Luiz Ugeda*
O programa Smart Sampa, maior sistema de videomonitoramento da América Latina, tem números impressionantes: só em 2025, foram mais de mil foragidos da Justiça presos com apoio do reconhecimento facial. Segundo a Prefeitura de São Paulo, o sistema segue rigorosamente a Lei Geral de Proteção de Dados (LGPD, Lei 13.709/2018), assegurando que as imagens e dados não vinculados a investigações sejam descartados. A promessa é clara: proteger a privacidade e a liberdade dos cidadãos. Mas aí vem a pergunta incômoda — e estratégica: quanto se gasta para prender um criminoso? E, mais ainda, quanto de inteligência urbana se joga fora junto com os dados não aproveitados?
O volume de informação gerado pelas 31 mil câmeras do Smart Sampa é monumental. São imagens, padrões de circulação, zonas de aglomeração, rotas de fuga, horários críticos — uma espécie de radiografia viva da cidade, atualizada em tempo real. E ainda assim, o sistema é usado quase exclusivamente para fins de segurança pública imediata. Os dados que não servem diretamente à investigação criminal são descartados. O argumento é o respeito à LGPD. Mas será que a única saída legal é apagar tudo? Ou será que falta criatividade — e vontade política — para reaproveitar esses dados de forma agregada, anonimizada e útil para a cidade?
O custo de um sistema como esse vai muito além do que aparece nos relatórios. Há recursos públicos investidos em tecnologia, servidores, energia, integração de sistemas e pessoal. É justo que todo esse investimento resulte apenas em prisões? Por que não transformar parte desses dados em insumos censitários, em mapeamentos de uso do solo, fluxos populacionais, lacunas de infraestrutura? Nenhum artigo da LGPD proíbe o uso de dados anonimizados para fins estatísticos e de interesse público. O que falta não é base legal, mas visão estratégica.
Essa limitação de escopo faz do Smart Sampa um sistema caro e míope. Ele enxerga criminosos, mas ignora o território. A prefeitura sabe onde um foragido passa, mas pouco sabe onde a ausência do Estado cria o ambiente propício ao crime. Se os dados fossem trabalhados com inteligência urbana, seria possível cruzar criminalidade com ausência de iluminação, com falhas na mobilidade, com falta de equipamentos públicos. Mas esse não é o foco. O sistema prende — mas não aprende.
A ironia é que o próprio discurso de proteção de dados, ao ser interpretado de forma restritiva, acaba justificando o desperdício de informação pública. Não se trata de defender a vigilância total, mas de perguntar: por que tantos dados são coletados se não geram conhecimento sobre a cidade? A LGPD não é obstáculo para inteligência urbana — é apenas o ponto de partida para usá-la com responsabilidade. Dados que poderiam orientar políticas públicas viram pó digital em nome de um zelo que confunde privacidade com apagamento.
Se São Paulo quer ser uma smart city de verdade, precisa fazer mais com o que já vê. Os dados já existem. O que falta é uma política de reaproveitamento público dessas informações, com transparência, governança e visão. A União Europeia, por exemplo, já adota há anos esse princípio com a Diretiva INSPIRE, que obriga os Estados-membros a integrarem e reutilizarem dados espaciais produzidos por diferentes órgãos públicos para apoiar políticas ambientais e territoriais.
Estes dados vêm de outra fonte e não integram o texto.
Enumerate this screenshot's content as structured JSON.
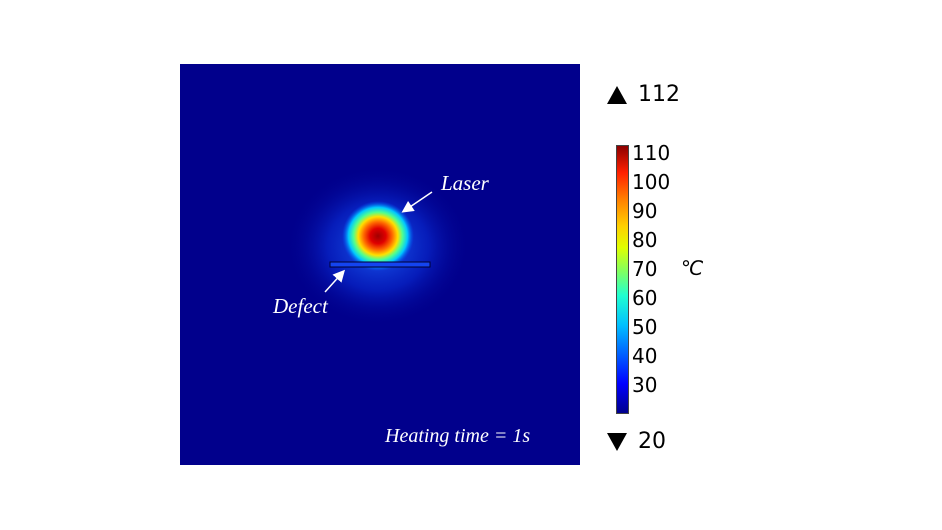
{
  "annotations": {
    "laser": "Laser",
    "defect": "Defect",
    "time": "Heating time = 1s"
  },
  "colorbar": {
    "max_label": "112",
    "min_label": "20",
    "ticks": [
      "110",
      "100",
      "90",
      "80",
      "70",
      "60",
      "50",
      "40",
      "30"
    ],
    "unit": "℃"
  },
  "colors": {
    "background_field": "#01008c",
    "hot": "#8c0000",
    "cold": "#00008c"
  }
}
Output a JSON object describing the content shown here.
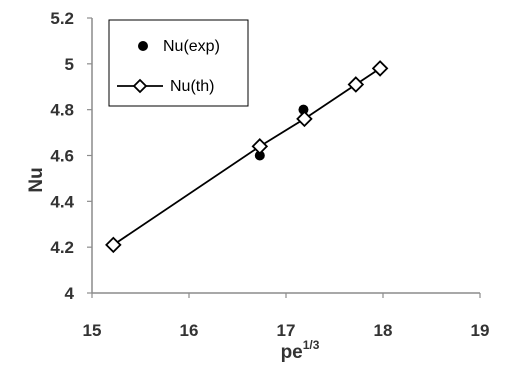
{
  "chart_data": {
    "type": "scatter",
    "xlabel": "pe",
    "xlabel_superscript": "1/3",
    "ylabel": "Nu",
    "xlim": [
      15,
      19
    ],
    "ylim": [
      4,
      5.2
    ],
    "x_ticks": [
      "15",
      "16",
      "17",
      "18",
      "19"
    ],
    "y_ticks": [
      "4",
      "4.2",
      "4.4",
      "4.6",
      "4.8",
      "5",
      "5.2"
    ],
    "grid": false,
    "legend_position": "top-left",
    "series": [
      {
        "name": "Nu(exp)",
        "marker": "filled-circle",
        "line": false,
        "color": "#000000",
        "x": [
          15.22,
          16.73,
          17.18,
          17.72,
          17.97
        ],
        "y": [
          4.21,
          4.6,
          4.8,
          4.91,
          4.98
        ]
      },
      {
        "name": "Nu(th)",
        "marker": "hollow-diamond",
        "line": true,
        "color": "#000000",
        "x": [
          15.22,
          16.73,
          17.19,
          17.72,
          17.97
        ],
        "y": [
          4.21,
          4.64,
          4.76,
          4.91,
          4.98
        ]
      }
    ]
  }
}
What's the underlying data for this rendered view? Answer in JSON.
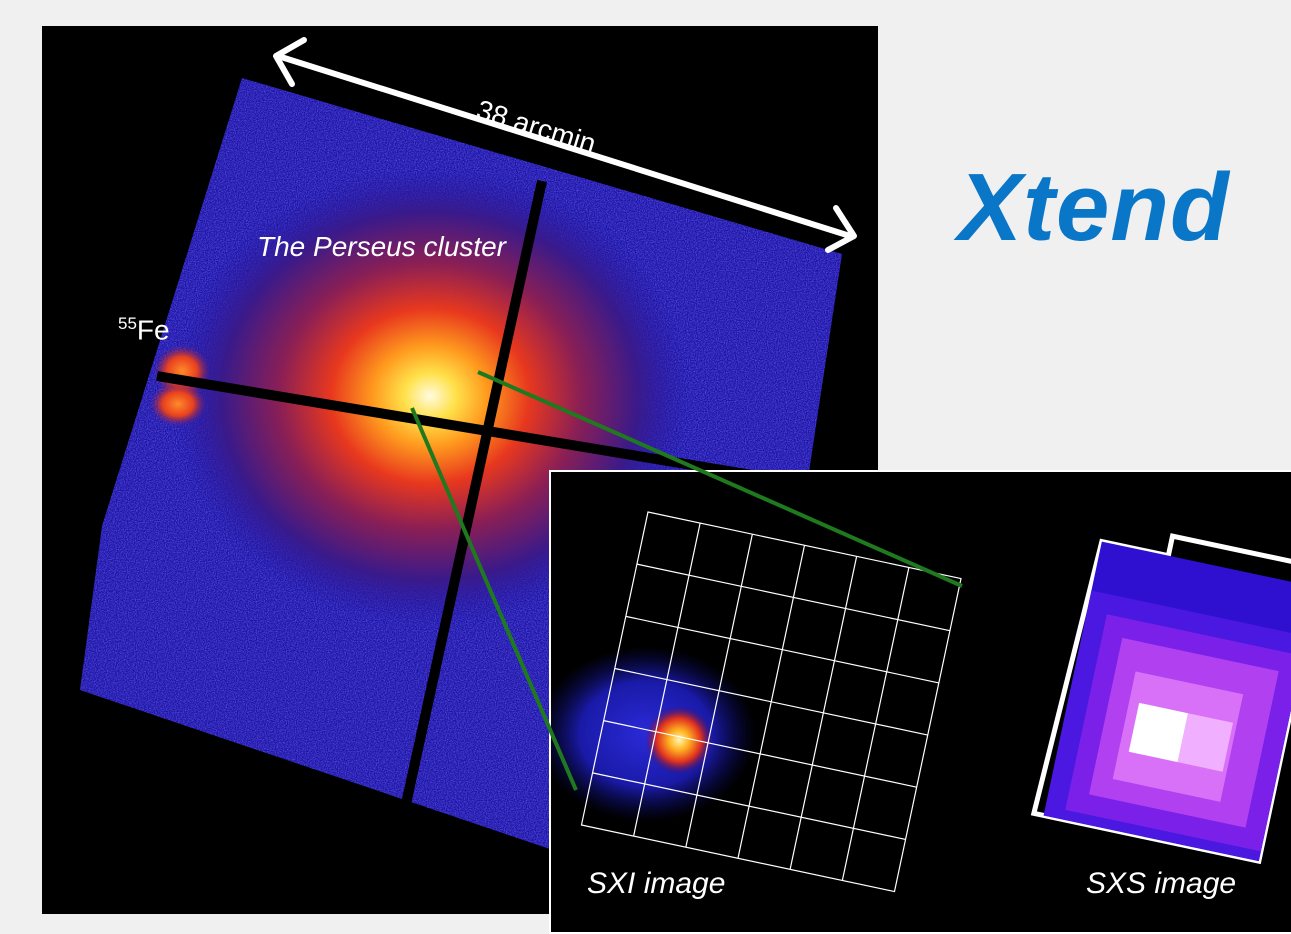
{
  "main_image": {
    "cluster_label": "The Perseus cluster",
    "scale_label": "38 arcmin",
    "fe_superscript": "55",
    "fe_label": "Fe"
  },
  "title": "Xtend",
  "inset": {
    "sxi_label": "SXI image",
    "sxs_label": "SXS image"
  },
  "colors": {
    "title": "#0a76c8",
    "connector_lines": "#1f7a1f",
    "background": "#f0f0f0"
  }
}
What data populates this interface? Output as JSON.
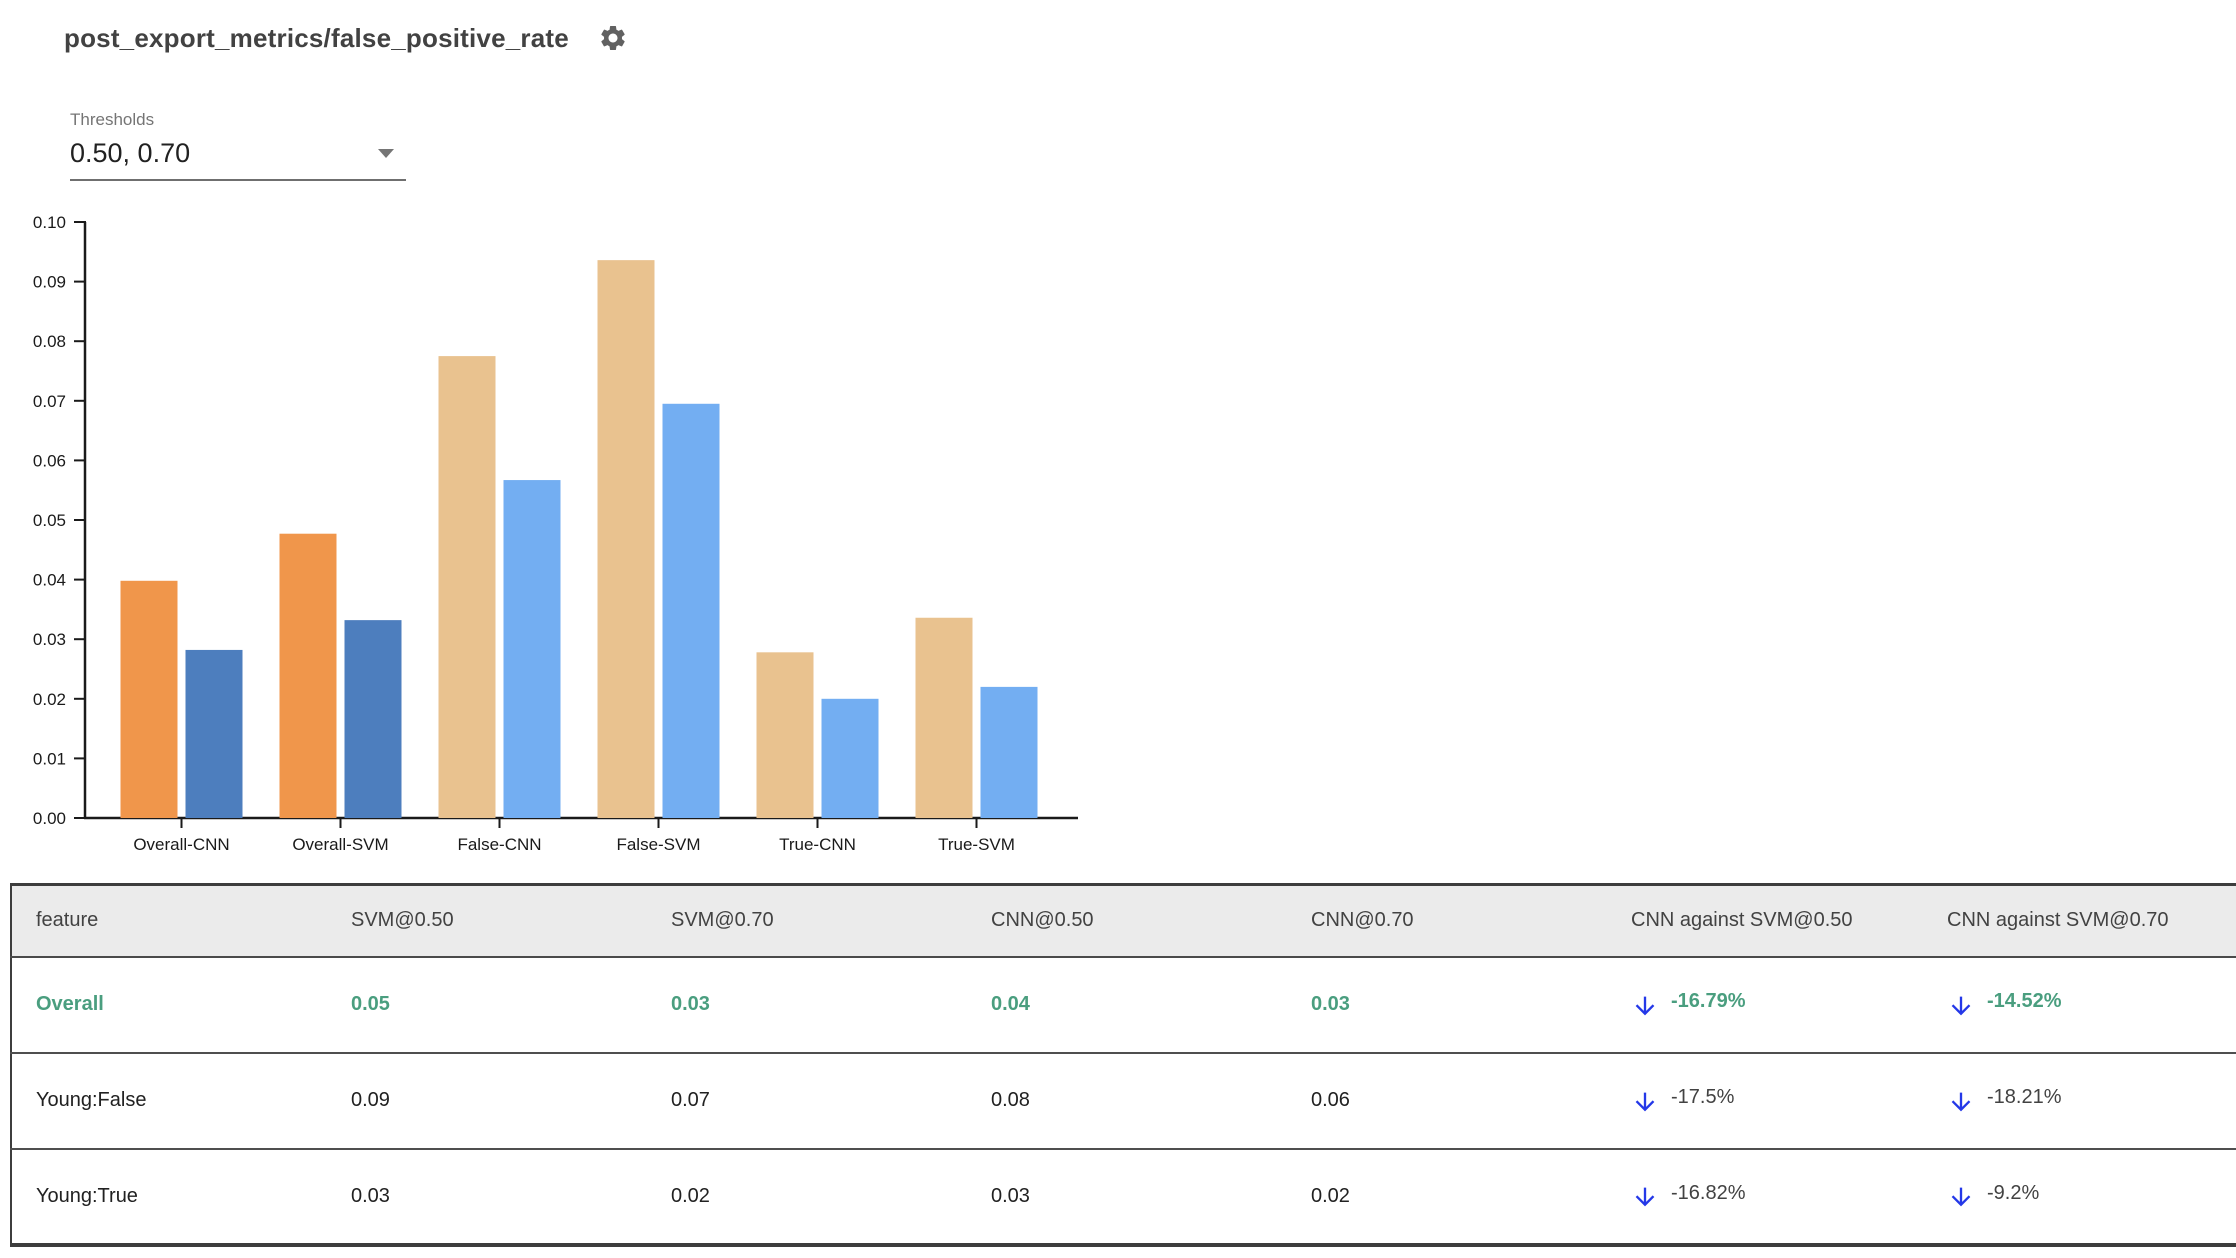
{
  "header": {
    "title": "post_export_metrics/false_positive_rate"
  },
  "controls": {
    "thresholds_label": "Thresholds",
    "thresholds_value": "0.50, 0.70"
  },
  "colors": {
    "accent_green": "#4A9E7F",
    "arrow_blue": "#2438E8",
    "axis": "#1a1a1a",
    "overall_50": "#F0964B",
    "overall_70": "#4D7EBE",
    "slice_50": "#E9C28F",
    "slice_70": "#73AEF2"
  },
  "chart_data": {
    "type": "bar",
    "title": "",
    "xlabel": "",
    "ylabel": "",
    "categories": [
      "Overall-CNN",
      "Overall-SVM",
      "False-CNN",
      "False-SVM",
      "True-CNN",
      "True-SVM"
    ],
    "series": [
      {
        "name": "threshold 0.50",
        "values": [
          0.0398,
          0.0477,
          0.0775,
          0.0936,
          0.0278,
          0.0336
        ],
        "colors": [
          "#F0964B",
          "#F0964B",
          "#E9C28F",
          "#E9C28F",
          "#E9C28F",
          "#E9C28F"
        ]
      },
      {
        "name": "threshold 0.70",
        "values": [
          0.0282,
          0.0332,
          0.0567,
          0.0695,
          0.02,
          0.022
        ],
        "colors": [
          "#4D7EBE",
          "#4D7EBE",
          "#73AEF2",
          "#73AEF2",
          "#73AEF2",
          "#73AEF2"
        ]
      }
    ],
    "ylim": [
      0,
      0.1
    ],
    "ytick_step": 0.01,
    "ytick_labels": [
      "0.00",
      "0.01",
      "0.02",
      "0.03",
      "0.04",
      "0.05",
      "0.06",
      "0.07",
      "0.08",
      "0.09",
      "0.10"
    ],
    "grid": false,
    "legend": "none"
  },
  "table": {
    "headers": [
      "feature",
      "SVM@0.50",
      "SVM@0.70",
      "CNN@0.50",
      "CNN@0.70",
      "CNN against SVM@0.50",
      "CNN against SVM@0.70"
    ],
    "rows": [
      {
        "feature": "Overall",
        "values": [
          "0.05",
          "0.03",
          "0.04",
          "0.03"
        ],
        "comparisons": [
          "-16.79%",
          "-14.52%"
        ],
        "direction": [
          "down",
          "down"
        ],
        "highlight": true
      },
      {
        "feature": "Young:False",
        "values": [
          "0.09",
          "0.07",
          "0.08",
          "0.06"
        ],
        "comparisons": [
          "-17.5%",
          "-18.21%"
        ],
        "direction": [
          "down",
          "down"
        ],
        "highlight": false
      },
      {
        "feature": "Young:True",
        "values": [
          "0.03",
          "0.02",
          "0.03",
          "0.02"
        ],
        "comparisons": [
          "-16.82%",
          "-9.2%"
        ],
        "direction": [
          "down",
          "down"
        ],
        "highlight": false
      }
    ]
  }
}
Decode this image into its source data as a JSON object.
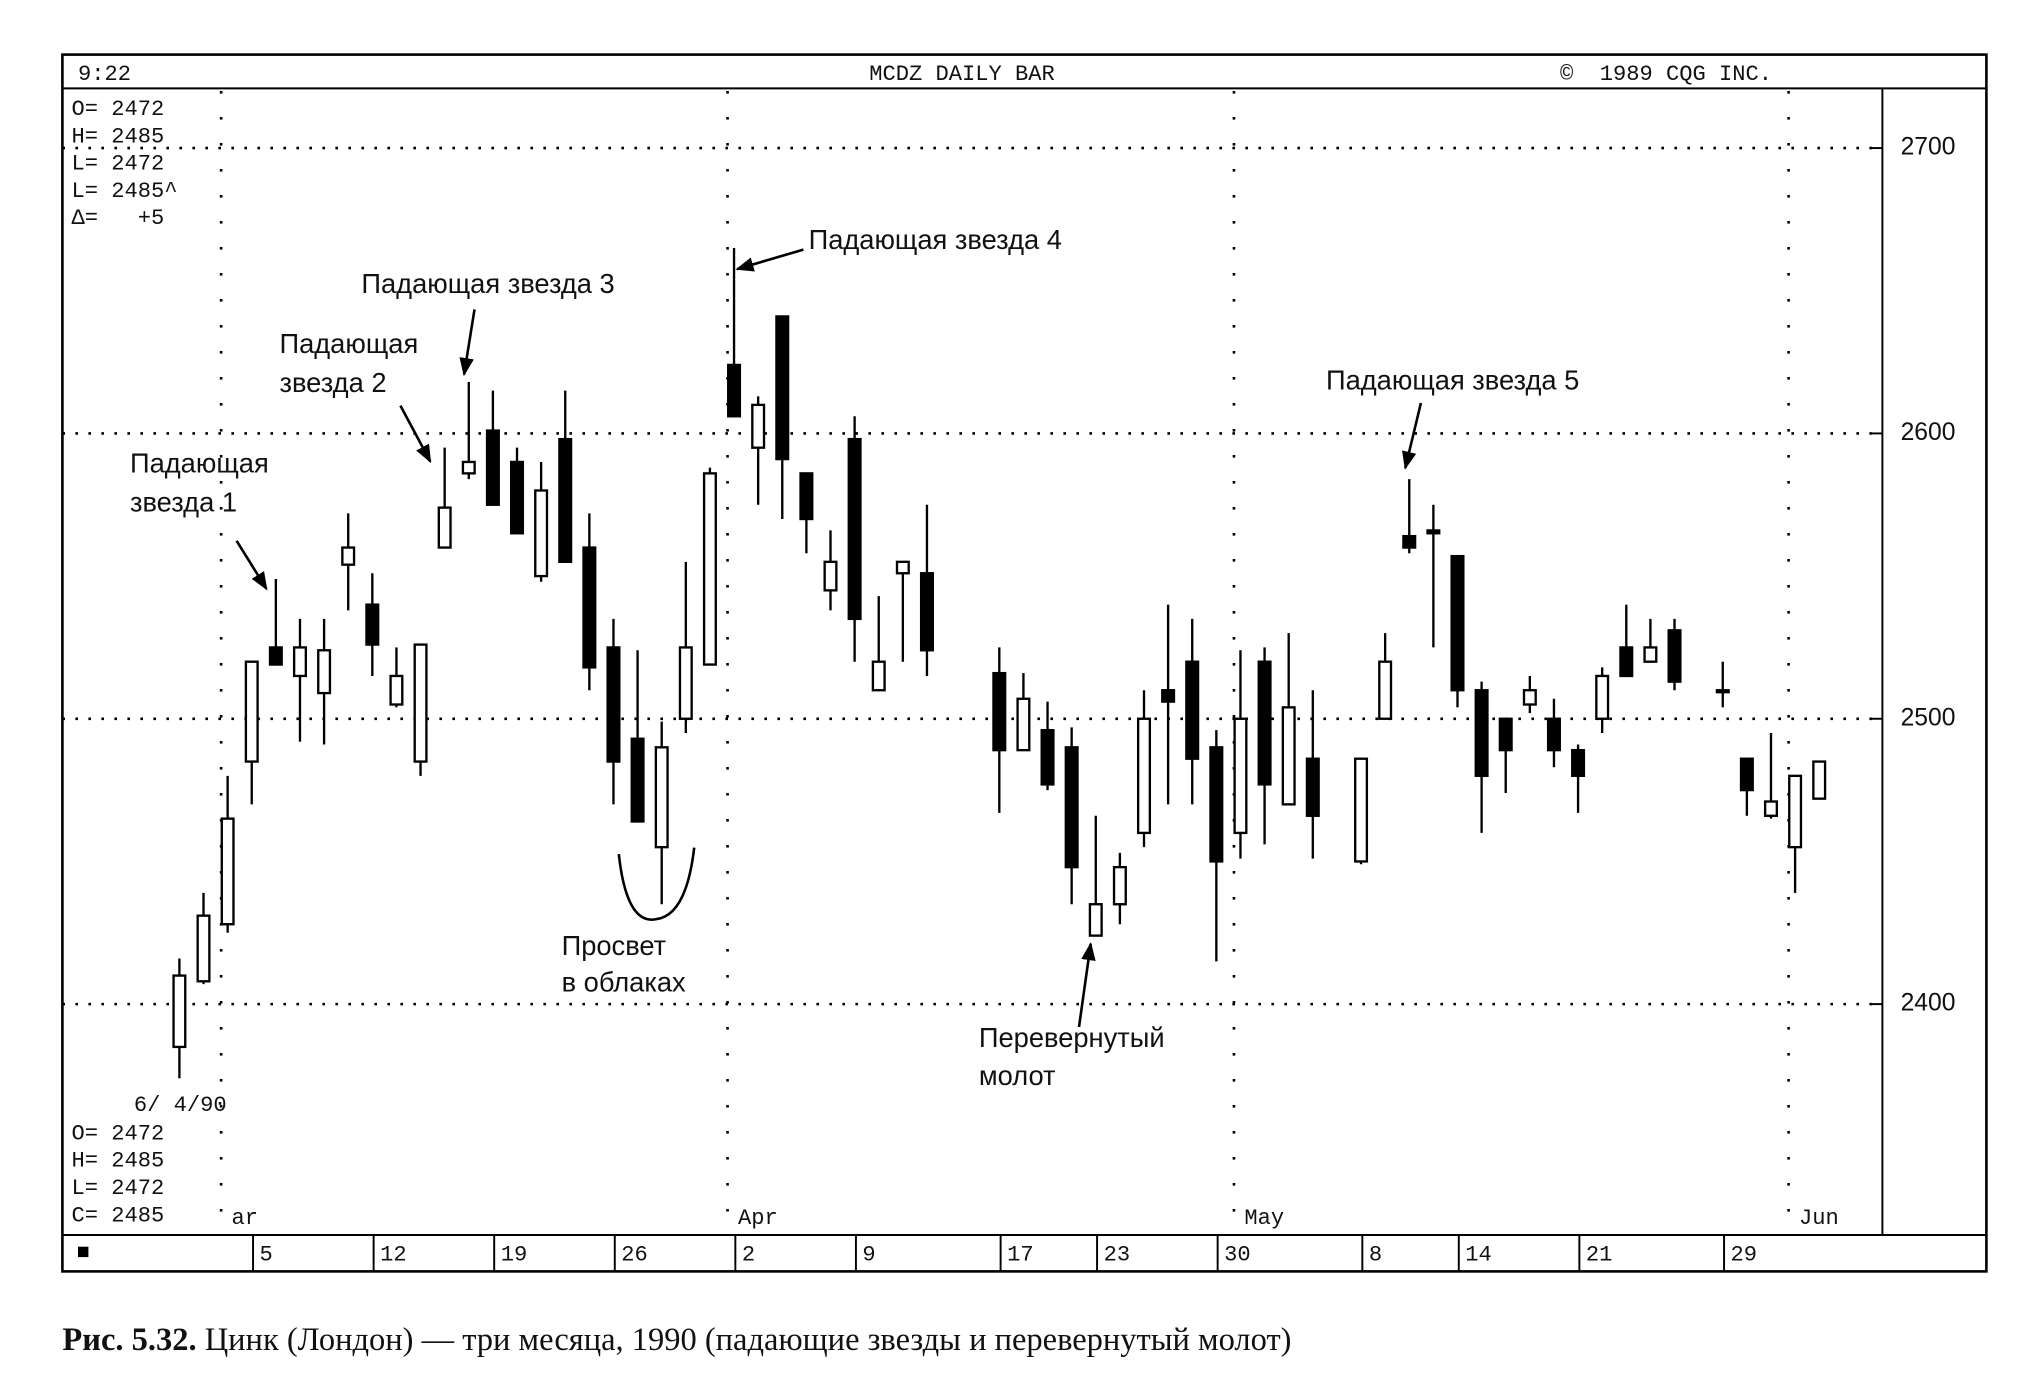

Ou seja, dados coletados para um fim — como vigilância ou mobilidade — podem, e devem, ser usados para muitos outros, desde que respeitados os princípios de anonimização e interesse público. São Paulo não precisa escolher entre vigiar e planejar. Pode — e deve — fazer as duas coisas. Só assim deixará de ser um centro de captura e passará a ser, finalmente, uma cidade que aprende com o que presencia.
Advogado e geógrafo, é doutor em geografia com pós-doutorado em direito; fundador do portal Geocracia.